Figure 2 shows how we can prodeed for this. In one-arm labyrinths the center lies beyond the seed pattern. And, strictly speaking, it always has to be indicated, where the center of the labyrinth is situated. In labyrinths with two arms the seed pattern of the side-arm is situated beyond the center opposite to the seed pattern of the main axis of the labyrinth. In a seed pattern of a labyrinth with multiple arms, the center is fixed by the situation of the arms relative to each other. And thus it comes to lie within the seed pattern. With the auxiliary line the sub seed patterns for the Ariadne’s Thread can easily be connected in the shape of an “8”. This can be drawn freehand in one line. By doing so, we have performed a variation of the original circular or elliptic form to a petal-shaped form. This, however, is a minor variation and does not affect the seed pattern itself.

Figure 3. Completing the Seed Pattern for the Ariadne's Thread

Figure 3. Completing the Seed Pattern for the Ariadne’s Thread

As fig. 3 shows, the seed pattern of a multi-arm labyrinth is completed exactly the same way as a one-arm labyrinth seed pattern (see related posts). The ends of the seeds nearest to the centre are connected first. By this, the innermost circuit is generated. Next, the ends nearest to the first circuit are connected the same way, and so forth. And so, one circuit after another is added from the inside out. The only difference to a one-arm labyrinth is, that in a multiple-arm labyrinth multiple segments have to be generated for each circuit. In a two-arm seed pattern, for each circuit, four ends have to be connected with two sections of circuits between the two arms.

There are two notable differences in the shape of the seed pattern of the main axis and of the side arms.

  • The seed pattern of the main axis has two ends more than the seed patterns for the side arms. This is due to the fact that the entrance of the labyrinth and the access to the center lie on the main axis.
  • Usually we consider alternating labyrinths where the path does not traverse the main axis (although there are some notable exceptions). In these labyrinths it is indispensable that the path traverses the side arms. Otherwise it would not be possible to reach the area opposite the side-arm and it thus would be impossible to generate the side arm at all.

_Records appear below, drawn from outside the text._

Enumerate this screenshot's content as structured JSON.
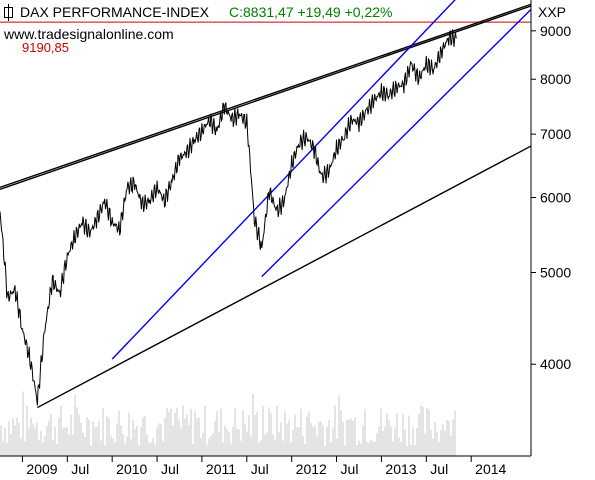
{
  "header": {
    "title": "DAX PERFORMANCE-INDEX",
    "quote": "C:8831,47 +19,49 +0,22%",
    "source": "www.tradesignalonline.com",
    "symbol": "XXP",
    "ref_level_label": "9190,85"
  },
  "colors": {
    "background": "#ffffff",
    "price": "#000000",
    "channel": "#0000ff",
    "trendline": "#000000",
    "ref_line": "#cc0000",
    "quote_text": "#008000",
    "volume": "#c8c8c8",
    "axis": "#000000"
  },
  "chart_data": {
    "type": "line",
    "title": "DAX PERFORMANCE-INDEX",
    "x_ticks": [
      "2009",
      "Jul",
      "2010",
      "Jul",
      "2011",
      "Jul",
      "2012",
      "Jul",
      "2013",
      "Jul",
      "2014"
    ],
    "y_ticks": [
      4000,
      5000,
      6000,
      7000,
      8000,
      9000
    ],
    "xlim": [
      "2008-10",
      "2014-09"
    ],
    "ylim": [
      3200,
      9700
    ],
    "horizontal_line": {
      "value": 9190.85,
      "label": "9190,85"
    },
    "series": [
      {
        "values_by_month": [
          [
            "2008-10",
            5800
          ],
          [
            "2008-11",
            4700
          ],
          [
            "2008-12",
            4800
          ],
          [
            "2009-01",
            4350
          ],
          [
            "2009-02",
            4050
          ],
          [
            "2009-03",
            3650
          ],
          [
            "2009-04",
            4350
          ],
          [
            "2009-05",
            4900
          ],
          [
            "2009-06",
            4750
          ],
          [
            "2009-07",
            5200
          ],
          [
            "2009-08",
            5450
          ],
          [
            "2009-09",
            5650
          ],
          [
            "2009-10",
            5500
          ],
          [
            "2009-11",
            5700
          ],
          [
            "2009-12",
            5950
          ],
          [
            "2010-01",
            5650
          ],
          [
            "2010-02",
            5550
          ],
          [
            "2010-03",
            6150
          ],
          [
            "2010-04",
            6200
          ],
          [
            "2010-05",
            5900
          ],
          [
            "2010-06",
            5950
          ],
          [
            "2010-07",
            6150
          ],
          [
            "2010-08",
            5950
          ],
          [
            "2010-09",
            6250
          ],
          [
            "2010-10",
            6600
          ],
          [
            "2010-11",
            6700
          ],
          [
            "2010-12",
            6900
          ],
          [
            "2011-01",
            7050
          ],
          [
            "2011-02",
            7250
          ],
          [
            "2011-03",
            7050
          ],
          [
            "2011-04",
            7500
          ],
          [
            "2011-05",
            7250
          ],
          [
            "2011-06",
            7350
          ],
          [
            "2011-07",
            7200
          ],
          [
            "2011-08",
            5700
          ],
          [
            "2011-09",
            5300
          ],
          [
            "2011-10",
            6100
          ],
          [
            "2011-11",
            5800
          ],
          [
            "2011-12",
            5950
          ],
          [
            "2012-01",
            6500
          ],
          [
            "2012-02",
            6850
          ],
          [
            "2012-03",
            6950
          ],
          [
            "2012-04",
            6750
          ],
          [
            "2012-05",
            6300
          ],
          [
            "2012-06",
            6400
          ],
          [
            "2012-07",
            6750
          ],
          [
            "2012-08",
            6950
          ],
          [
            "2012-09",
            7250
          ],
          [
            "2012-10",
            7200
          ],
          [
            "2012-11",
            7400
          ],
          [
            "2012-12",
            7600
          ],
          [
            "2013-01",
            7750
          ],
          [
            "2013-02",
            7700
          ],
          [
            "2013-03",
            7850
          ],
          [
            "2013-04",
            7900
          ],
          [
            "2013-05",
            8300
          ],
          [
            "2013-06",
            8000
          ],
          [
            "2013-07",
            8300
          ],
          [
            "2013-08",
            8200
          ],
          [
            "2013-09",
            8550
          ],
          [
            "2013-10",
            8850
          ],
          [
            "2013-11",
            8831.47
          ]
        ]
      }
    ],
    "trend_lines": [
      {
        "color": "black",
        "from": [
          "2008-10",
          6150
        ],
        "to": [
          "2014-09",
          9600
        ]
      },
      {
        "color": "black",
        "from": [
          "2008-10",
          6120
        ],
        "to": [
          "2014-09",
          9560
        ]
      },
      {
        "color": "black",
        "from": [
          "2009-03",
          3600
        ],
        "to": [
          "2014-09",
          6800
        ]
      },
      {
        "color": "blue",
        "from": [
          "2010-01",
          4050
        ],
        "to": [
          "2013-12",
          9920
        ]
      },
      {
        "color": "blue",
        "from": [
          "2011-09",
          4950
        ],
        "to": [
          "2014-09",
          9480
        ]
      }
    ],
    "volume": {
      "shown": true,
      "color": "gray"
    },
    "grid": false
  }
}
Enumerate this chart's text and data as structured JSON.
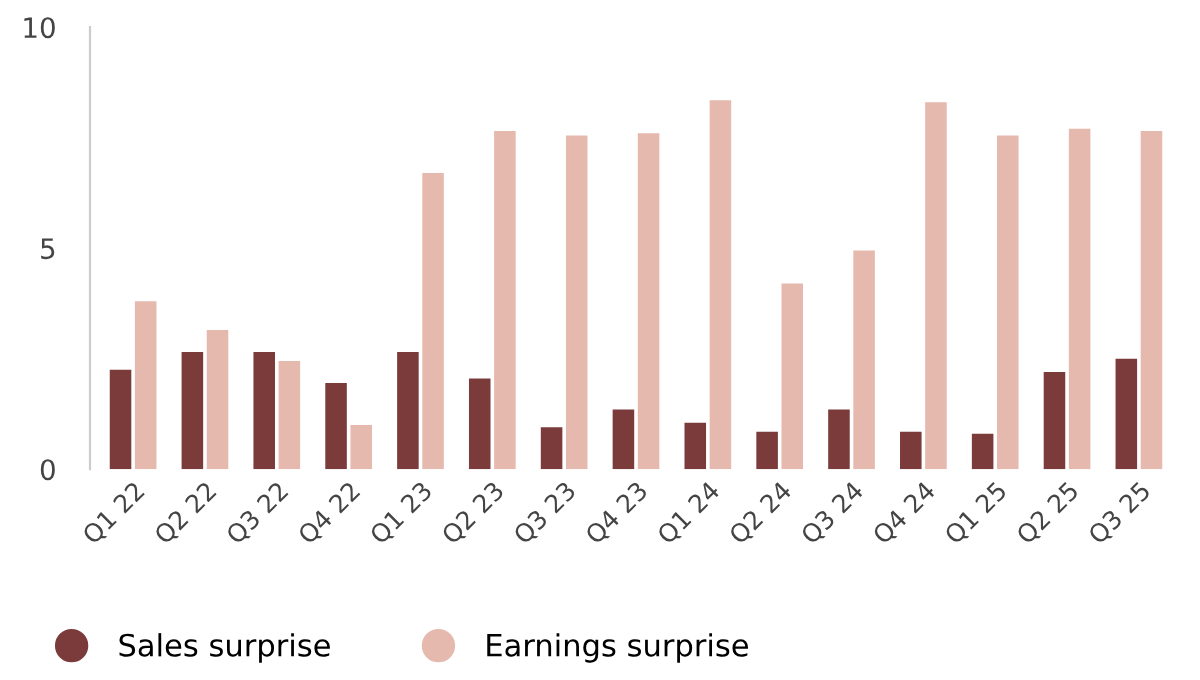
{
  "chart_data": {
    "type": "bar",
    "categories": [
      "Q1 22",
      "Q2 22",
      "Q3 22",
      "Q4 22",
      "Q1 23",
      "Q2 23",
      "Q3 23",
      "Q4 23",
      "Q1 24",
      "Q2 24",
      "Q3 24",
      "Q4 24",
      "Q1 25",
      "Q2 25",
      "Q3 25"
    ],
    "series": [
      {
        "name": "Sales surprise",
        "color": "#7b3b3b",
        "values": [
          2.25,
          2.65,
          2.65,
          1.95,
          2.65,
          2.05,
          0.95,
          1.35,
          1.05,
          0.85,
          1.35,
          0.85,
          0.8,
          2.2,
          2.5
        ]
      },
      {
        "name": "Earnings surprise",
        "color": "#e6b9ae",
        "values": [
          3.8,
          3.15,
          2.45,
          1.0,
          6.7,
          7.65,
          7.55,
          7.6,
          8.35,
          4.2,
          4.95,
          8.3,
          7.55,
          7.7,
          7.65
        ]
      }
    ],
    "ylim": [
      0,
      10
    ],
    "yticks": [
      0,
      5,
      10
    ],
    "grid": false,
    "legend": "bottom left"
  }
}
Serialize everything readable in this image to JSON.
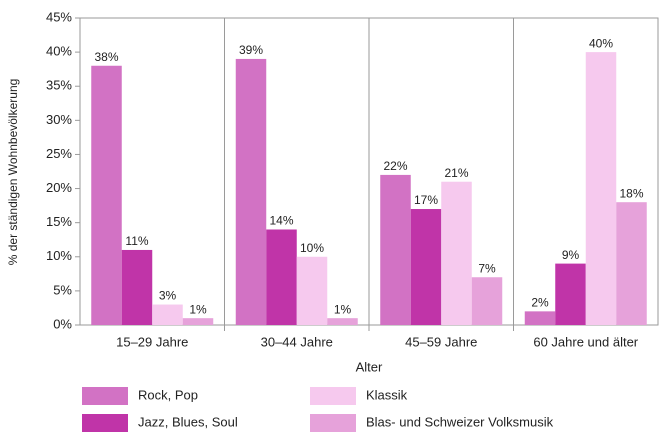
{
  "chart_data": {
    "type": "bar",
    "xlabel": "Alter",
    "ylabel": "% der ständigen Wohnbevölkerung",
    "categories": [
      "15–29 Jahre",
      "30–44 Jahre",
      "45–59 Jahre",
      "60 Jahre und älter"
    ],
    "series": [
      {
        "name": "Rock, Pop",
        "color": "#d272c4",
        "values": [
          38,
          39,
          22,
          2
        ],
        "value_labels": [
          "38%",
          "39%",
          "22%",
          "2%"
        ]
      },
      {
        "name": "Jazz, Blues, Soul",
        "color": "#c034a8",
        "values": [
          11,
          14,
          17,
          9
        ],
        "value_labels": [
          "11%",
          "14%",
          "17%",
          "9%"
        ]
      },
      {
        "name": "Klassik",
        "color": "#f6c9ee",
        "values": [
          3,
          10,
          21,
          40
        ],
        "value_labels": [
          "3%",
          "10%",
          "21%",
          "40%"
        ]
      },
      {
        "name": "Blas- und Schweizer Volksmusik",
        "color": "#e6a2da",
        "values": [
          1,
          1,
          7,
          18
        ],
        "value_labels": [
          "1%",
          "1%",
          "7%",
          "18%"
        ]
      }
    ],
    "ylim": [
      0,
      45
    ],
    "yticks": [
      {
        "value": 0,
        "label": "0%"
      },
      {
        "value": 5,
        "label": "5%"
      },
      {
        "value": 10,
        "label": "10%"
      },
      {
        "value": 15,
        "label": "15%"
      },
      {
        "value": 20,
        "label": "20%"
      },
      {
        "value": 25,
        "label": "25%"
      },
      {
        "value": 30,
        "label": "30%"
      },
      {
        "value": 35,
        "label": "35%"
      },
      {
        "value": 40,
        "label": "40%"
      },
      {
        "value": 45,
        "label": "45%"
      }
    ],
    "grid": false,
    "legend": "bottom"
  }
}
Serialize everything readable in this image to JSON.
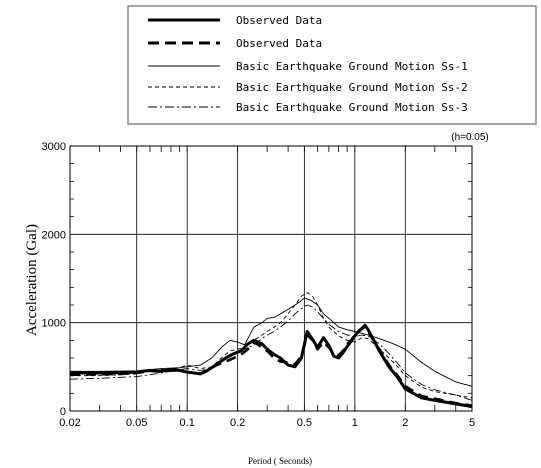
{
  "chart_data": {
    "type": "line",
    "x_scale": "log",
    "xlim": [
      0.02,
      5
    ],
    "ylim": [
      0,
      3000
    ],
    "xlabel": "Period ( Seconds)",
    "ylabel": "Acceleration (Gal)",
    "annotation": "(h=0.05)",
    "grid": true,
    "legend_placement": "top",
    "x_ticks": [
      0.02,
      0.05,
      0.1,
      0.2,
      0.5,
      1,
      2,
      5
    ],
    "x_tick_labels": [
      "0.02",
      "0.05",
      "0.1",
      "0.2",
      "0.5",
      "1",
      "2",
      "5"
    ],
    "y_ticks": [
      0,
      1000,
      2000,
      3000
    ],
    "y_tick_labels": [
      "0",
      "1000",
      "2000",
      "3000"
    ],
    "series": [
      {
        "name": "Observed Data",
        "style": "thick-solid",
        "x": [
          0.02,
          0.03,
          0.04,
          0.05,
          0.06,
          0.07,
          0.08,
          0.09,
          0.1,
          0.11,
          0.12,
          0.13,
          0.15,
          0.17,
          0.19,
          0.21,
          0.23,
          0.25,
          0.28,
          0.3,
          0.33,
          0.36,
          0.4,
          0.44,
          0.48,
          0.52,
          0.56,
          0.6,
          0.65,
          0.7,
          0.75,
          0.8,
          0.85,
          0.9,
          0.95,
          1.0,
          1.05,
          1.1,
          1.15,
          1.2,
          1.3,
          1.4,
          1.6,
          1.8,
          2.0,
          2.5,
          3.0,
          4.0,
          5.0
        ],
        "y": [
          430,
          430,
          435,
          440,
          460,
          450,
          470,
          460,
          440,
          430,
          420,
          450,
          530,
          600,
          650,
          680,
          760,
          800,
          760,
          700,
          640,
          600,
          520,
          500,
          600,
          900,
          810,
          720,
          830,
          740,
          620,
          600,
          660,
          730,
          790,
          850,
          900,
          930,
          970,
          920,
          800,
          680,
          500,
          380,
          250,
          150,
          120,
          80,
          50
        ]
      },
      {
        "name": "Observed Data",
        "style": "thick-dashed",
        "x": [
          0.02,
          0.03,
          0.04,
          0.05,
          0.06,
          0.07,
          0.08,
          0.09,
          0.1,
          0.11,
          0.12,
          0.13,
          0.15,
          0.17,
          0.19,
          0.21,
          0.23,
          0.25,
          0.28,
          0.3,
          0.33,
          0.36,
          0.4,
          0.44,
          0.48,
          0.52,
          0.56,
          0.6,
          0.65,
          0.7,
          0.75,
          0.8,
          0.85,
          0.9,
          0.95,
          1.0,
          1.05,
          1.1,
          1.15,
          1.2,
          1.3,
          1.4,
          1.6,
          1.8,
          2.0,
          2.5,
          3.0,
          4.0,
          5.0
        ],
        "y": [
          410,
          415,
          420,
          430,
          455,
          445,
          460,
          455,
          440,
          430,
          425,
          455,
          520,
          560,
          600,
          640,
          700,
          780,
          720,
          680,
          600,
          560,
          550,
          530,
          620,
          860,
          800,
          700,
          780,
          720,
          650,
          630,
          680,
          760,
          800,
          860,
          900,
          940,
          950,
          900,
          790,
          700,
          520,
          400,
          280,
          170,
          140,
          90,
          60
        ]
      },
      {
        "name": "Basic Earthquake Ground Motion Ss-1",
        "style": "thin-solid",
        "x": [
          0.02,
          0.03,
          0.05,
          0.07,
          0.09,
          0.1,
          0.12,
          0.14,
          0.16,
          0.18,
          0.2,
          0.22,
          0.25,
          0.28,
          0.3,
          0.33,
          0.36,
          0.4,
          0.44,
          0.48,
          0.5,
          0.55,
          0.6,
          0.65,
          0.7,
          0.75,
          0.8,
          0.9,
          1.0,
          1.1,
          1.2,
          1.4,
          1.6,
          1.8,
          2.0,
          2.5,
          3.0,
          4.0,
          5.0
        ],
        "y": [
          450,
          450,
          455,
          480,
          490,
          500,
          520,
          600,
          720,
          800,
          780,
          750,
          950,
          1000,
          1050,
          1060,
          1100,
          1150,
          1200,
          1250,
          1280,
          1250,
          1200,
          1100,
          1050,
          1000,
          950,
          920,
          900,
          880,
          860,
          820,
          780,
          740,
          700,
          550,
          450,
          330,
          280
        ]
      },
      {
        "name": "Basic Earthquake Ground Motion Ss-2",
        "style": "thin-dashed",
        "x": [
          0.02,
          0.03,
          0.05,
          0.07,
          0.09,
          0.1,
          0.12,
          0.14,
          0.16,
          0.18,
          0.2,
          0.22,
          0.25,
          0.28,
          0.3,
          0.33,
          0.36,
          0.4,
          0.44,
          0.48,
          0.52,
          0.56,
          0.6,
          0.65,
          0.7,
          0.8,
          0.9,
          1.0,
          1.1,
          1.2,
          1.4,
          1.6,
          1.8,
          2.0,
          2.5,
          3.0,
          4.0,
          5.0
        ],
        "y": [
          400,
          400,
          420,
          470,
          490,
          520,
          480,
          500,
          600,
          680,
          700,
          720,
          800,
          860,
          900,
          950,
          1000,
          1100,
          1200,
          1300,
          1340,
          1300,
          1200,
          1050,
          950,
          850,
          800,
          780,
          830,
          820,
          700,
          600,
          500,
          400,
          270,
          220,
          180,
          150
        ]
      },
      {
        "name": "Basic Earthquake Ground Motion Ss-3",
        "style": "dash-dot",
        "x": [
          0.02,
          0.03,
          0.05,
          0.07,
          0.09,
          0.1,
          0.12,
          0.14,
          0.16,
          0.18,
          0.2,
          0.22,
          0.25,
          0.28,
          0.3,
          0.33,
          0.36,
          0.4,
          0.44,
          0.48,
          0.52,
          0.56,
          0.6,
          0.65,
          0.7,
          0.8,
          0.9,
          1.0,
          1.1,
          1.2,
          1.4,
          1.6,
          1.8,
          2.0,
          2.5,
          3.0,
          4.0,
          5.0
        ],
        "y": [
          360,
          370,
          390,
          430,
          470,
          480,
          460,
          480,
          560,
          640,
          680,
          700,
          750,
          820,
          860,
          900,
          950,
          1020,
          1100,
          1160,
          1200,
          1180,
          1120,
          1050,
          980,
          900,
          860,
          840,
          860,
          850,
          760,
          650,
          540,
          430,
          300,
          240,
          180,
          120
        ]
      }
    ]
  }
}
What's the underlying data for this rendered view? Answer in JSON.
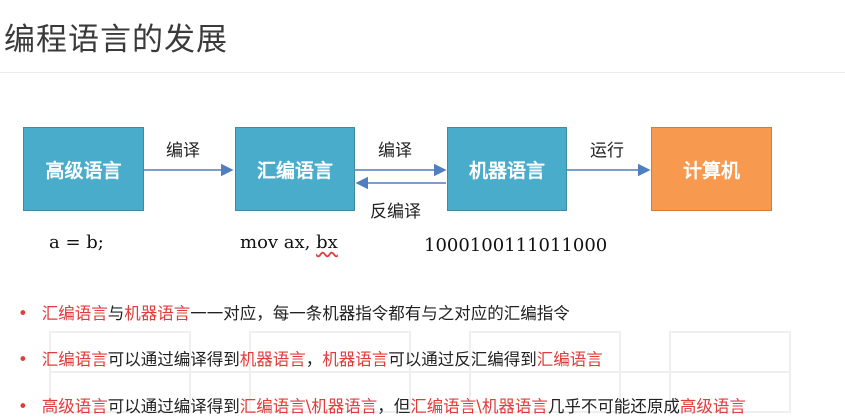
{
  "title": "编程语言的发展",
  "boxes": {
    "high": "高级语言",
    "asm": "汇编语言",
    "machine": "机器语言",
    "computer": "计算机"
  },
  "arrows": {
    "compile1": "编译",
    "compile2": "编译",
    "decompile": "反编译",
    "run": "运行"
  },
  "code": {
    "high_example": "a = b;",
    "asm_prefix": "mov ax, ",
    "asm_reg": "bx",
    "machine_example": "1000100111011000"
  },
  "bullets": [
    {
      "parts": [
        {
          "text": "汇编语言",
          "red": true
        },
        {
          "text": "与",
          "red": false
        },
        {
          "text": "机器语言",
          "red": true
        },
        {
          "text": "一一对应，每一条机器指令都有与之对应的汇编指令",
          "red": false
        }
      ]
    },
    {
      "parts": [
        {
          "text": "汇编语言",
          "red": true
        },
        {
          "text": "可以通过编译得到",
          "red": false
        },
        {
          "text": "机器语言",
          "red": true
        },
        {
          "text": "，",
          "red": false
        },
        {
          "text": "机器语言",
          "red": true
        },
        {
          "text": "可以通过反汇编得到",
          "red": false
        },
        {
          "text": "汇编语言",
          "red": true
        }
      ]
    },
    {
      "parts": [
        {
          "text": "高级语言",
          "red": true
        },
        {
          "text": "可以通过编译得到",
          "red": false
        },
        {
          "text": "汇编语言\\机器语言",
          "red": true
        },
        {
          "text": "，但",
          "red": false
        },
        {
          "text": "汇编语言\\机器语言",
          "red": true
        },
        {
          "text": "几乎不可能还原成",
          "red": false
        },
        {
          "text": "高级语言",
          "red": true
        }
      ]
    }
  ],
  "colors": {
    "box_blue": "#4aaccb",
    "box_orange": "#f79a4f",
    "arrow": "#4f7fbf",
    "highlight_red": "#e23b3b"
  }
}
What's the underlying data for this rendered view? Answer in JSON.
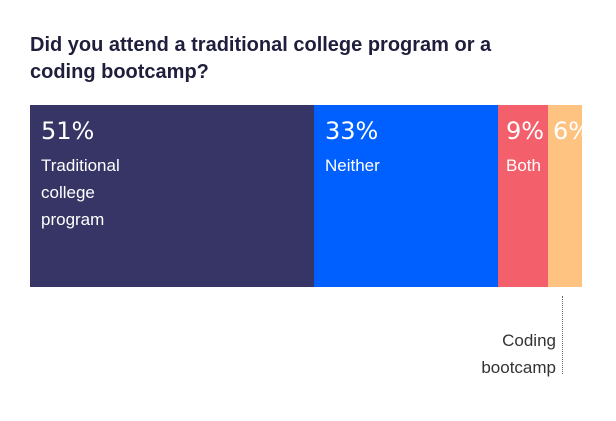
{
  "chart_data": {
    "type": "bar",
    "orientation": "horizontal-stacked-100",
    "title": "Did you attend a traditional college program or a coding bootcamp?",
    "categories": [
      "Traditional college program",
      "Neither",
      "Both",
      "Coding bootcamp"
    ],
    "values": [
      51,
      33,
      9,
      6
    ],
    "series": [
      {
        "name": "Traditional college program",
        "value": 51,
        "value_label": "51%",
        "label": "Traditional\ncollege\nprogram",
        "color": "#363566"
      },
      {
        "name": "Neither",
        "value": 33,
        "value_label": "33%",
        "label": "Neither",
        "color": "#0060ff"
      },
      {
        "name": "Both",
        "value": 9,
        "value_label": "9%",
        "label": "Both",
        "color": "#f35f6b"
      },
      {
        "name": "Coding bootcamp",
        "value": 6,
        "value_label": "6%",
        "label": "",
        "color": "#fec380"
      }
    ],
    "annotation": "Coding\nbootcamp",
    "unit": "%",
    "grid": false,
    "legend": "none"
  }
}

Figure 4. Completing the Seed Pattern for the Walls

Figure 4. Completing the Seed Pattern for the Walls

Of course, what is valid for the Ariadne’s Thread works with the walls of the labyrinth too. The seed pattern for the walls, however, looks more complicated and less elegant. The part-seed patterns of the two arms are not graphically connected, as the seed pattern for the walls traditionally is drawn without an auxiliary line. The Ariadne’s Thread is the simpler graphical representation of both, the labyrinth and the seed pattern of it.